RAMSTEIN. Aktuell verbreitet sich im Internet das Gerücht um Kindesentführungen im Bereich Ramstein-Miesenbach. Unbekannte in einem schwarzen Audi Kombi würden zum Zwecke des Organhandels „Jagd“ auf Kinder machen.

Die Polizei stellt eindeutig klar: Es gibt aktuell keine Hinweise auf eine solche Straftat! Bitte beteiligen Sie sich nicht an der Verbreitung dieses Gerüchts!

Aktuell geht die Polizei einem Hinweis nach, wonach am Donnerstag (17. Januar 2019) ein sechsjähriger Junge in Ramstein von einer bislang unbekannten Frau angesprochen und auf die Wange geküsst worden sei.
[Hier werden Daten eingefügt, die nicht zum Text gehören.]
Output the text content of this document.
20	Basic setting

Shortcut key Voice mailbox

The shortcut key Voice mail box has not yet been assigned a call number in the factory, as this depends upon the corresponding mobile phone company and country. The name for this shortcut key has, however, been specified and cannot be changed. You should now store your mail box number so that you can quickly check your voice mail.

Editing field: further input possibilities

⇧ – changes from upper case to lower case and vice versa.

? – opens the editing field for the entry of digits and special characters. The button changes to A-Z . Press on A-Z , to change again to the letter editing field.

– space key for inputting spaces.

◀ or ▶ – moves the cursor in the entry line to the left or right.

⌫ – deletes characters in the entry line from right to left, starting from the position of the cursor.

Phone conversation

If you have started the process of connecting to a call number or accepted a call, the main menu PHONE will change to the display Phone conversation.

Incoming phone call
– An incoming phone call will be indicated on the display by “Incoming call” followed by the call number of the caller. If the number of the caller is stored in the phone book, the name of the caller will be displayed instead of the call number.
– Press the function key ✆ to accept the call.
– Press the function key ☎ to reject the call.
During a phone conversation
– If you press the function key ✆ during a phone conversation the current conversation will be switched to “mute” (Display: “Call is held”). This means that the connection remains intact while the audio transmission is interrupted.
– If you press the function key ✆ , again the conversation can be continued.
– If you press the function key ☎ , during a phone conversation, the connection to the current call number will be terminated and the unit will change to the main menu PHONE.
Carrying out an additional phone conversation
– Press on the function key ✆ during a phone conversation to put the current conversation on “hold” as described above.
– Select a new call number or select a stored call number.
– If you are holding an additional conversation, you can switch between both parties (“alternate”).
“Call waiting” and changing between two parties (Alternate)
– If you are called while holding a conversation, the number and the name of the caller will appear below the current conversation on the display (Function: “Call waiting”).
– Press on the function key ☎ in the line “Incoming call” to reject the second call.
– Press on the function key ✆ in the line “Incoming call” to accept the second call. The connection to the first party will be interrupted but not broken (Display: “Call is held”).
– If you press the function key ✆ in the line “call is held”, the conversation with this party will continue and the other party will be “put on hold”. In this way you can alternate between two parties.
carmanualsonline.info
Dabei handelt es sich nach derzeitigem Erkenntnisstand um einen Einzelfall. In diesen Zusammenhang wurde ein schwarzer Audi gebracht. Das Fahrzeug soll verdächtig erschienen sein. Das Auto und der Fahrzeughalter wurden von der Polizei überprüft. Der Wagen gehört Eltern, die regelmäßig an einer Bushaltestelle ihr Kind abholen.

Die Polizei steht mit Schulen und Kindergärten im Bereich Ramstein-Miesenbach sowie mit den Eltern in Kontakt. Es werden Informationsgespräche geführt. Im Bereich der Einrichtungen und auf Schulwegen sind die Beamten präsent.